Nafii Ayoub, Lamane Houda, Taleb Abdeslam, El Bilali Ali
Hassan II University of Casablanca, Faculty of sciences and techniques of Mohammedia, Morocco.
River Basin Agency of Bouregreg and Chaouia, 13000 Benslimane, Morocco.
MethodsX. 2023 Feb 2;10:102034. doi: 10.1016/j.mex.2023.102034. eCollection 2023.

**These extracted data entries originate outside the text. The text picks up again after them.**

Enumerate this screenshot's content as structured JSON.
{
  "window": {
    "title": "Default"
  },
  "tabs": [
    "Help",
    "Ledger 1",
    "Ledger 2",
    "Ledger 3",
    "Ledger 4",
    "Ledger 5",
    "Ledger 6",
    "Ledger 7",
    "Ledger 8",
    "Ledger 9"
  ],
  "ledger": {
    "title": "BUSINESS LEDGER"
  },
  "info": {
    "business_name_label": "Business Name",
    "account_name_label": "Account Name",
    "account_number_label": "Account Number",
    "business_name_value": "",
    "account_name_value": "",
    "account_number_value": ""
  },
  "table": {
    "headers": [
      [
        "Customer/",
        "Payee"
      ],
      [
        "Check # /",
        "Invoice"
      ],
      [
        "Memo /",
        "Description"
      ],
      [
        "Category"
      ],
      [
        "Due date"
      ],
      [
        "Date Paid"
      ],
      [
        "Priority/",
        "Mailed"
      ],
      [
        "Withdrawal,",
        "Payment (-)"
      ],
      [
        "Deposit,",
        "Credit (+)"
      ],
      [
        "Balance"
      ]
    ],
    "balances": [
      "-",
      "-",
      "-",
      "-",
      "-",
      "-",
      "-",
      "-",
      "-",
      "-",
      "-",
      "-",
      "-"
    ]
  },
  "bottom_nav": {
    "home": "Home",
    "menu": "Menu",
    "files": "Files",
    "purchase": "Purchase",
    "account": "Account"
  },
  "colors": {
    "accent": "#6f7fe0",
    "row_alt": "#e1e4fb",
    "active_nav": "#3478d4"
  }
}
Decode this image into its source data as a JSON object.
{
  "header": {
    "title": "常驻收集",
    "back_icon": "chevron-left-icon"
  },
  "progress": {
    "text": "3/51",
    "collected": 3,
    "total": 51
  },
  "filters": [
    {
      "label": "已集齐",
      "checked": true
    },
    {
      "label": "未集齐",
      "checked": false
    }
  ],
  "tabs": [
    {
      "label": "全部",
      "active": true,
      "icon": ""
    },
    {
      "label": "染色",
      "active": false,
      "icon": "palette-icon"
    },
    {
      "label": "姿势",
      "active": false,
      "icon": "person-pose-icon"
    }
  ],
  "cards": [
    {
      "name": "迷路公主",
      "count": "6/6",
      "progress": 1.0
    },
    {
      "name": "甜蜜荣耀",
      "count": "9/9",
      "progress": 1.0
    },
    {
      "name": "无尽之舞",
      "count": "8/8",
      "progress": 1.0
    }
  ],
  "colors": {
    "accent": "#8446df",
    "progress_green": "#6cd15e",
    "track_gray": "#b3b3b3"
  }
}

Machine Learning models have become a fruitful tool in water resources modelling. However, it requires a significant amount of datasets for training and validation, which poses challenges in the analysis of data scarce environments, particularly for poorly monitored basins. In such scenarios, using Virtual Sample Generation (VSG) method is valuable to overcome this challenge in developing ML models. The main aim of this manuscript is to introduce a novel VSG based on multivariate distribution and Gaussian Copula called MVD-VSG whereby appropriate virtual combinations of groundwater quality parameters can be generated to train Deep Neural Network (DNN) for predicting Entropy Weighted Water Quality Index (EWQI) of aquifers even with small datasets. The MVD-VSG is original and was validated for its initial application using sufficient observed datasets collected from two aquifers. The validation results showed that from only 20 original samples, the MVD-VSG provided enough accuracy to predict EWQI with an NSE of 0.87. However the companion publication of this Method paper is El Bilali et al. [1]. •Development of MVD-VSG to generate virtual combinations of groundwater parameters in data scarce environment.•Training deep neural network to predict groundwater quality.•Validation of the method with sufficient observed datasets and sensitivity analysis.
机器学习模型已成为水资源建模中一种卓有成效的工具。然而,它需要大量数据集用于训练和验证,这在数据稀缺环境的分析中带来了挑战,尤其是对于监测不足的流域。在这种情况下,使用虚拟样本生成(VSG)方法对于克服开发机器学习模型中的这一挑战很有价值。本文的主要目的是介绍一种基于多元分布和高斯Copula的新型虚拟样本生成方法,称为MVD-VSG,通过该方法可以生成合适的地下水质量参数虚拟组合,用于训练深度神经网络(DNN),即使在数据集较小的情况下也能预测含水层的熵权水质指数(EWQI)。MVD-VSG是原创的,并使用从两个含水层收集的足够观测数据集对其初始应用进行了验证。验证结果表明,仅从20个原始样本中,MVD-VSG就能提供足够的准确性来预测EWQI,NSE为0.87。然而,本方法论文的配套出版物是El Bilali等人[1]。•开发MVD-VSG以在数据稀缺环境中生成地下水参数的虚拟组合。•训练深度神经网络以预测地下水质量。•用足够的观测数据集对该方法进行验证并进行敏感性分析。